There is a much misquoted remark by Anton Chekhov that originally read something like
One must not put a loaded rifle on the stage if no one is thinking of firing it.
(From a letter to Aleksandr Semenovich Lazarev, 1 November 1889)
(although on the web it is usually described as putting pistols on mantelpieces.)

The rewriting that I am doing at the moment is in part a matter of removing undischarged rifles from the stage. Having done no plotting at all when I started to write, I put quite a number of contrivances and devices into the early chapters because I thought that they might come in handy later on. I was actually surprised how many of them did turn out to be useful - including a walk-on Frenchman and, most importantly, a scene-stealing elephant. But not all of them were winners.

My problem is that the rifles are not always that easy to remove. Some of them are like the Dude's rug in The Big Lebowski. That rug really tied the room together. Take it away, and there is a big empty space.

There is one particular rifle that I am working on at the moment. In fact it is a Japanese miniature tinder pistol. I saw this picture of it and decided that it would be a perfect gadget for Lord Alexander to carry with him and use in an emergency, just as James Bond is equipped with various miniature gadgets usually disguised as fountain pens or watches.

The tinder pistol formed the basis of a conversation in Chapter One between Lord Alexander and his friend Sir Peregrine Caradoc (a slightly eccentric Natural Philosopher) during which they revealed some of the backstory. The problem was that at no subsequent point in the plot did a situation arise in which Lord Alexander needed to start a fire. So I find that I must confiscate the tinder pistol and give him something else to discuss with Sir Peregrine.

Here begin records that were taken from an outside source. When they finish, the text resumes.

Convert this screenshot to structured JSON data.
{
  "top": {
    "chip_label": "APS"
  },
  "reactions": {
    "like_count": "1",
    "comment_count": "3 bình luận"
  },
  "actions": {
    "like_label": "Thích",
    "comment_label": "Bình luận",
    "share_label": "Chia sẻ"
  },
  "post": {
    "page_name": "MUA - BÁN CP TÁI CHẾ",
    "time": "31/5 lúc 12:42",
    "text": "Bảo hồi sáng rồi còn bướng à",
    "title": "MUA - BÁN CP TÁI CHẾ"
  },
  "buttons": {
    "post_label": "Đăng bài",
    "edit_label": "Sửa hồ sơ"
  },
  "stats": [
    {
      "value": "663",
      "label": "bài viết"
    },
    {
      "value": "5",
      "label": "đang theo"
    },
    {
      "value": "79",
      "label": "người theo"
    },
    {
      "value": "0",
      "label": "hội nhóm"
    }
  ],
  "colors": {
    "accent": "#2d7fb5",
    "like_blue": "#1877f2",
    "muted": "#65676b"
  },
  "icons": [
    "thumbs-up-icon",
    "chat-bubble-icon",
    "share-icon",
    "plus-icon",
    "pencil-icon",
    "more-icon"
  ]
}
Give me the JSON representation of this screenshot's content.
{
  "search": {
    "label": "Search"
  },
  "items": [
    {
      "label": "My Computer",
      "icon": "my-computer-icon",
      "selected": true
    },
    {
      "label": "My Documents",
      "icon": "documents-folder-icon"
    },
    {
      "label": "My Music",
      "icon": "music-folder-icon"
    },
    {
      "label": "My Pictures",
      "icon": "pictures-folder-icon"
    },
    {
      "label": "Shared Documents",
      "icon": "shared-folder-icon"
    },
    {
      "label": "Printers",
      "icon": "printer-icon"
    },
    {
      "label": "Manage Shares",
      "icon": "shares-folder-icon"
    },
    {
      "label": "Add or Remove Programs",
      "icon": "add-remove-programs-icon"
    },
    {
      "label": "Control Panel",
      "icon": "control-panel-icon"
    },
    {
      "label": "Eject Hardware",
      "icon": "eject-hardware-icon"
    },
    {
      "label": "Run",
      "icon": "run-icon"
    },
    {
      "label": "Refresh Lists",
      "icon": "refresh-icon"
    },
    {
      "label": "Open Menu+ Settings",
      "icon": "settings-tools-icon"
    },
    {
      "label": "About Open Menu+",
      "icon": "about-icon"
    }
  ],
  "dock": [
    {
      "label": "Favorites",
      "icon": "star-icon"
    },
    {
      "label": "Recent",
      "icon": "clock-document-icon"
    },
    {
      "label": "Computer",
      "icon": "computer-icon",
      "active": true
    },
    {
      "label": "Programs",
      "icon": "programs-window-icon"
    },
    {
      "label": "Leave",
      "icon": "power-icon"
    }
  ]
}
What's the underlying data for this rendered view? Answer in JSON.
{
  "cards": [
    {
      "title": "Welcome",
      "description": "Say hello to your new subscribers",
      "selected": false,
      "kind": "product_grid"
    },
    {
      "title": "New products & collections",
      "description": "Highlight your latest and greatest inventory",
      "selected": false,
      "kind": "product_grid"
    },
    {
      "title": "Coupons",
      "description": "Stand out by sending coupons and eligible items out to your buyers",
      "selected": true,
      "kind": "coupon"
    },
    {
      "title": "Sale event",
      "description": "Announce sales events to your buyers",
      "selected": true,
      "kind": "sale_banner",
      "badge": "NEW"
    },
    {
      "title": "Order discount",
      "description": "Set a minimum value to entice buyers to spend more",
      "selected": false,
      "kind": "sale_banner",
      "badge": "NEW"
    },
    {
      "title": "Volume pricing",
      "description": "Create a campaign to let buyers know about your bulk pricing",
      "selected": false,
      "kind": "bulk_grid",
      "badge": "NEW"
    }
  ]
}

Luckily I also need to put a few rifles onto the stage too: rifles that are fired, but fired a little implausibly because we hadn't already been alerted to their existence. In this particular case I have found myself removing a miniature-tinder-pistol-shaped rifle, and replacing it with a very-large-gas-balloon-shaped one. Not surprisingly, this has required me to completely rebuild the stage.

It is at times like this that I think how lucky I am that my agent could see enough good stuff in Lord Alexander's Cipher; or, the Bridekirk Behemoth that she was not put off by such flaws.


Gabriele C. said...

Hm, I better check my NiPs for guns already now. In a Roman setting they would be really out of place.

Good luck with the revision.

Liz Fielding said...

It's both informative and entertaining to have this glimpse you offer into your writing process, Stephen. Don't be so hard on yourself about the "props", though. Books are organic things. They grow in ways we don't expect and even though I've written getting on for fifty of them, I still occasionally have to go back and put the metaphorical gun on the mantlepiece.

Congratulations of getting an agent. Can't wait to read the book!